俞湘道:“不必了!我自己就可以了,你們回去歇息吧。”
“夫人,我們就在這裏伺候您。”
“哎呀,我說不用就不用了,今天我已經很累了,想自己好好睡一覺。”
“婢子服侍您安歇吧,我們就在邊上,不會打擾您的。”
“我向來都是自己睡,屋裏有人我睡不著,你們就不怕我睡不好,到時候相國怪罪嗎?”
兩名婢女想了想,於是道:“那婢子就在隔壁房間,若是有什麼需要,盡管招呼我們。婢子告退!”
婢女們退出之後,俞湘才坐了下來,臉色蒼白,額頭上滲出了豆大的汗珠。
原來剛才俞湘趁董卓轉身的時候,咬破了自己左手臂的靜脈血管,用顏色暗淡的靜脈血充當了經血,抹在了手帕上。
為了做的真,她這一口咬得很深,血流了很多,幾乎浸透了手帕,她從裙底把手帕拿出來的時候,左手臂還在流血,所以她硬撐著,直到婢女們都離開了,她才鬆了一口氣,坐了下來。
她是武人出身,隨身都帶著金瘡藥的,她按照薑盛之前教的急救方法進行了止血包紮,折騰了半宿才和衣睡去。
呂布回到長安之後已經是之前與王允約定下聘禮的日子,他還不知道俞湘已經入了董卓府。
“哎呀,奉先呐,老夫對不起你啊!”王允見呂布來此,捶胸頓足地開場白。
“司徒公這是何意?”呂布大為不解。
“太師看上了貂蟬,昨日派人把貂蟬給帶回相府了!”
“啊?怎麼會有這等事?”呂布有些不敢相信。
“唉,太師看上的人,誰敢不從啊!貂蟬與奉先真是有緣無分啊!你請回吧!這些聘禮也都帶走吧,把貂蟬也忘了吧。”
“我說他昨天怎麼會突然安排我去接洽西涼來的戰馬,原來是背著我強搶貂蟬!”呂布氣得渾身發抖。
“太師勢大,奉先你不要因為一個女人而斷送了自己的大好前程!”
“男子漢大丈夫,連自己心愛的女人都保護不了,再好的前程又能怎樣?我這就去相府問個明白!”
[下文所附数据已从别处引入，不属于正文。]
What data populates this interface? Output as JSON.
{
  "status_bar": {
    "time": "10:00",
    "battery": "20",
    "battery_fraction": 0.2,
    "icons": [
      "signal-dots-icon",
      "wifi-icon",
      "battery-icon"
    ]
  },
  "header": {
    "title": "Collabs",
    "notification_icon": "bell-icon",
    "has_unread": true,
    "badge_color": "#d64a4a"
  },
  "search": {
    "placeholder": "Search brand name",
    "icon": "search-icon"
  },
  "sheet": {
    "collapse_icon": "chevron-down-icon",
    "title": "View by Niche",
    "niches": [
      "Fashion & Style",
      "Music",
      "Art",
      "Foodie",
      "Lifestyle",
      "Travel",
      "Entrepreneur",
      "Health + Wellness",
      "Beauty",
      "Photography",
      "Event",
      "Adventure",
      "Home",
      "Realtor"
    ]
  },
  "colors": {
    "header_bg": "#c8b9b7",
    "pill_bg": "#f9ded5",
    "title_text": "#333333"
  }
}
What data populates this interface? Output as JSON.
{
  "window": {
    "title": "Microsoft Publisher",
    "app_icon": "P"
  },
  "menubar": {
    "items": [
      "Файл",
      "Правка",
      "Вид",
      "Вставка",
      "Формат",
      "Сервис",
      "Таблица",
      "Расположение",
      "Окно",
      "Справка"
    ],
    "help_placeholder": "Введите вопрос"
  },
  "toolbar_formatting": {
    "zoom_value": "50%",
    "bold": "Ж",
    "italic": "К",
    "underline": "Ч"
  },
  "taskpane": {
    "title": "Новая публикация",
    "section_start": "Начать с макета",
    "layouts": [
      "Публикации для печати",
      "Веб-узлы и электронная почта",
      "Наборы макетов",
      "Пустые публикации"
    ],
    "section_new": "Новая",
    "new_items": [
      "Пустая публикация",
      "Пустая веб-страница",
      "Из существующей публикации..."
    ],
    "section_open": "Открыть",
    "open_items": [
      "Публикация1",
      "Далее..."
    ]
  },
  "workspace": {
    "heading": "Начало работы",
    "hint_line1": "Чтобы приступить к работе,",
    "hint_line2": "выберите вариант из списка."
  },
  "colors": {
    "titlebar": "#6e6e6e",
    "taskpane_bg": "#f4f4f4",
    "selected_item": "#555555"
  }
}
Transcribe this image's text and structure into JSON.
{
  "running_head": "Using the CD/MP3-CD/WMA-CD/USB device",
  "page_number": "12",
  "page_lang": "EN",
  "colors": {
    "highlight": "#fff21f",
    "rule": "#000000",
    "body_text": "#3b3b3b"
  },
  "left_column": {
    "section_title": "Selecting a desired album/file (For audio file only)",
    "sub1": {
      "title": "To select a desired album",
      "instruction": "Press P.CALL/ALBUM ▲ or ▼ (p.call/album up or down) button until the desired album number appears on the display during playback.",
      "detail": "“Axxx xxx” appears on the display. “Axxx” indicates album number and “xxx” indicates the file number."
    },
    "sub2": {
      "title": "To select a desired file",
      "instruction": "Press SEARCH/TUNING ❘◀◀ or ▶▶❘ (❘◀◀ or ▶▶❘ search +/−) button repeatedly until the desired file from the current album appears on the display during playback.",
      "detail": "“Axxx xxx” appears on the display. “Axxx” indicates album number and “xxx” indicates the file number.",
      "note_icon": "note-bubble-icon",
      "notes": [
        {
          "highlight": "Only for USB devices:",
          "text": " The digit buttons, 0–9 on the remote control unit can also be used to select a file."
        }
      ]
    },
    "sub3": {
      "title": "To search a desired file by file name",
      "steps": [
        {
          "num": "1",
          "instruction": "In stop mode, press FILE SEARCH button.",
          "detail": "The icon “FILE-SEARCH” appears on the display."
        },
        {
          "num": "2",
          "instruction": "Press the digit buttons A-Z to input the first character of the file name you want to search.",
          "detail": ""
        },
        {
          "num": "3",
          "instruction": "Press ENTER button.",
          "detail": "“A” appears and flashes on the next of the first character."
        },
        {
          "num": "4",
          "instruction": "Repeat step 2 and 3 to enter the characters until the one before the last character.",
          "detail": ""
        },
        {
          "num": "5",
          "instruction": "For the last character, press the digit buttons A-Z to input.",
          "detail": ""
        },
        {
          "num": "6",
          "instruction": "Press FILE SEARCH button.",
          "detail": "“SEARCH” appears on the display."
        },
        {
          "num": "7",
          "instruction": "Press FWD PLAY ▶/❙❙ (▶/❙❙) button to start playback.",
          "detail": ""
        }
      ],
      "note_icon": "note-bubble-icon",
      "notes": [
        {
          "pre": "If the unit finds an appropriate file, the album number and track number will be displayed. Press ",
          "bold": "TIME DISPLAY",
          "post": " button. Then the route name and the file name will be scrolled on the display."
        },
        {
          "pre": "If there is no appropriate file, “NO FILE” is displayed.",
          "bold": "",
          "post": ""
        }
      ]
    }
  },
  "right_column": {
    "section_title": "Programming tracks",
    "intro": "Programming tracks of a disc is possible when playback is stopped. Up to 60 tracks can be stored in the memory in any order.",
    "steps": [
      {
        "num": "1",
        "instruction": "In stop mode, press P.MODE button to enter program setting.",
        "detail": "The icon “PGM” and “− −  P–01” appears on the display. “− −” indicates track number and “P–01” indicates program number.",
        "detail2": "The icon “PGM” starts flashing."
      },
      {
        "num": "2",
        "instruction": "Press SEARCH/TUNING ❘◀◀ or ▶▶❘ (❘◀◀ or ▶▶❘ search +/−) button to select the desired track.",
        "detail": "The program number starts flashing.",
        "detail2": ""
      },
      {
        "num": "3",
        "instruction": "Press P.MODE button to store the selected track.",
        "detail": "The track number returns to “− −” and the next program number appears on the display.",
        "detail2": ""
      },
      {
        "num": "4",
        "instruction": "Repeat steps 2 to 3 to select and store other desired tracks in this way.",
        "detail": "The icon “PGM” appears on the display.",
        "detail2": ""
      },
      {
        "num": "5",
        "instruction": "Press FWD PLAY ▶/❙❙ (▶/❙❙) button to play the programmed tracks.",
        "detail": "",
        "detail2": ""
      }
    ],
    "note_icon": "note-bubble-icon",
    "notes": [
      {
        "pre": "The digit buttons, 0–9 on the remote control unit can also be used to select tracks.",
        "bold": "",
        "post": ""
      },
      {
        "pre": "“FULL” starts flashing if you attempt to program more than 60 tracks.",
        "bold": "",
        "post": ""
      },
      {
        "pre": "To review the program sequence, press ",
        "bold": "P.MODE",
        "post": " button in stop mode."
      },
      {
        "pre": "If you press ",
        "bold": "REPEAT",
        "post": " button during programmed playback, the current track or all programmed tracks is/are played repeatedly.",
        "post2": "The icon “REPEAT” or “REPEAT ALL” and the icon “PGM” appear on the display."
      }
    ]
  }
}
呂布掉頭就走,王允連忙拉住他的胳膊,勸道:“奉先不可莽撞!你這麼去,董卓能讓你活著出來嗎?”
呂布站住了腳步,想了一會兒才道:“那該如何是好?”
“奉先請入內說話!”
呂布折返回來,王允令人看好門戶,這才與呂布麵對麵坐了下來。
“老夫有個能讓奉先你得償所願的想法,不知奉先有沒有興趣聽?”
“司徒公盡管道來。”
“太師這段時間對你怎樣?”
“唉,大不如前啊!前些日子他還因為瑣事擲戟殺我,現在又奪我所愛!”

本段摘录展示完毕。